Selective Serotonin Reuptake Inhibitors

Abstract

The selective serotonin reuptake inhibitors (SSRIs) (citalopram, escitalopram, fluoxetine, fluvoxamine, paroxetine, and sertraline) are the most widely prescribed class of antidepressants in the United States and a number of other countries. All the SSRIs except fluvoxamine have an indication for major depressive disorder (MDD) in the United States.

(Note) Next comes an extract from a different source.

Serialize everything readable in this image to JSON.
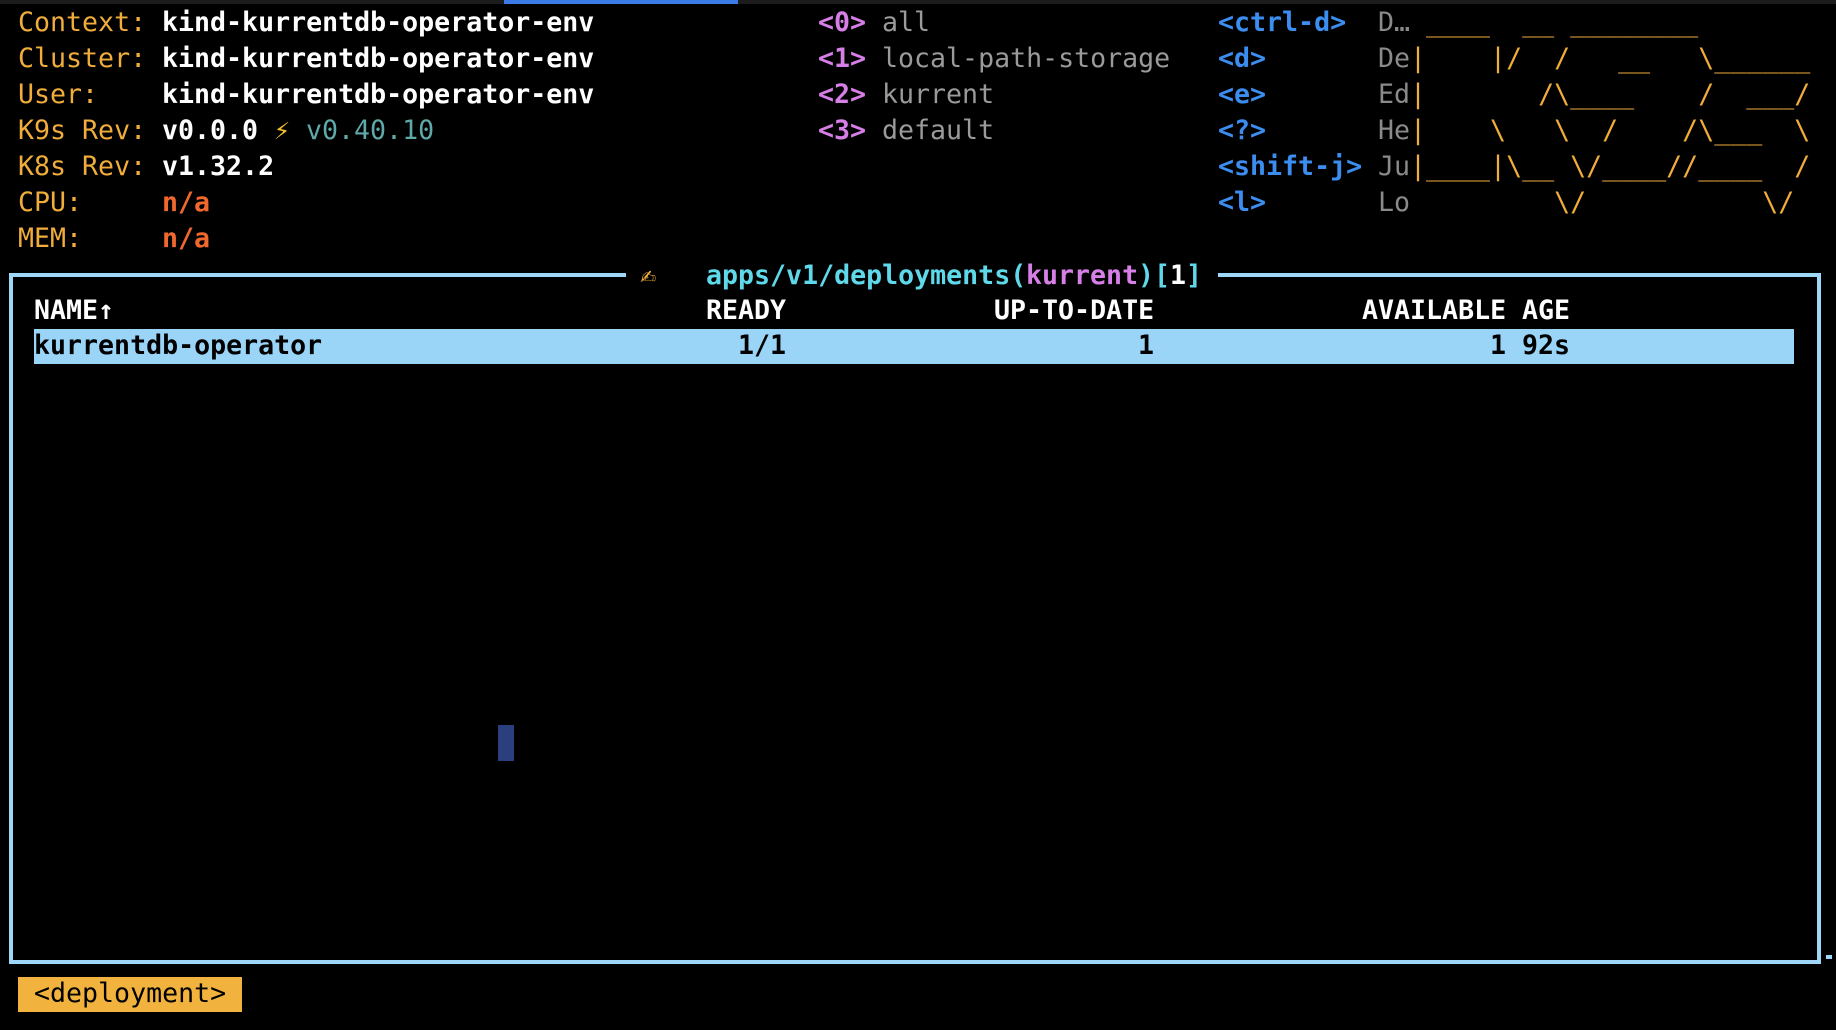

The SSRIs were the first rationally developed class of psychiatric medications and thus share many similarities: equivalent acute and maintenance antidepressant efficacy, flat dose-response curve for antidepressant efficacy, ascending dose-response curve for adverse effects, adverse effect profile consistent with excessive serotonin agonism, 60%–80% inhibition of serotonin uptake at their lowest, usually effective antidepressant dose, and efficacy for both depressive and anxiety disorders. The SSRIs have good tolerability and do not cause severe side effects seen with certain other antidepressants (e.g., intracardiac conduction delays, seizures, postural hypotension). Because of their wide therapeutic index, the SSRIs have demonstrated good safety in overdose and there is no evidence of long-term safety problems. However, the different SSRIs do differ considerably in pharmacokinetics and effects on cytochrome P450 enzymes. Three of the SSRIs—fluoxetine, fluvoxamine, and paroxetine—inhibit one or more CYP enzymes to a substantial degree and have the potential to cause clinically meaningful drug-drug interactions. There is some debate about the efficacy of SSRIs in patients with more severe depression. If a patient has not been able to tolerate one SSRI, many clinicians will try a second SSRI; however, most psychiatrists prefer to switch to a drug with a different mechanism of action if a patient has had an inadequate response to an adequate trial of one SSRI, since there is no compelling evidence showing that nonresponders to one SSRI will respond to a trial of a different SSRI. All the SSRIs have a flat dose-response curve, so that there is usually no advantage in using doses above the usually effective minimum dose.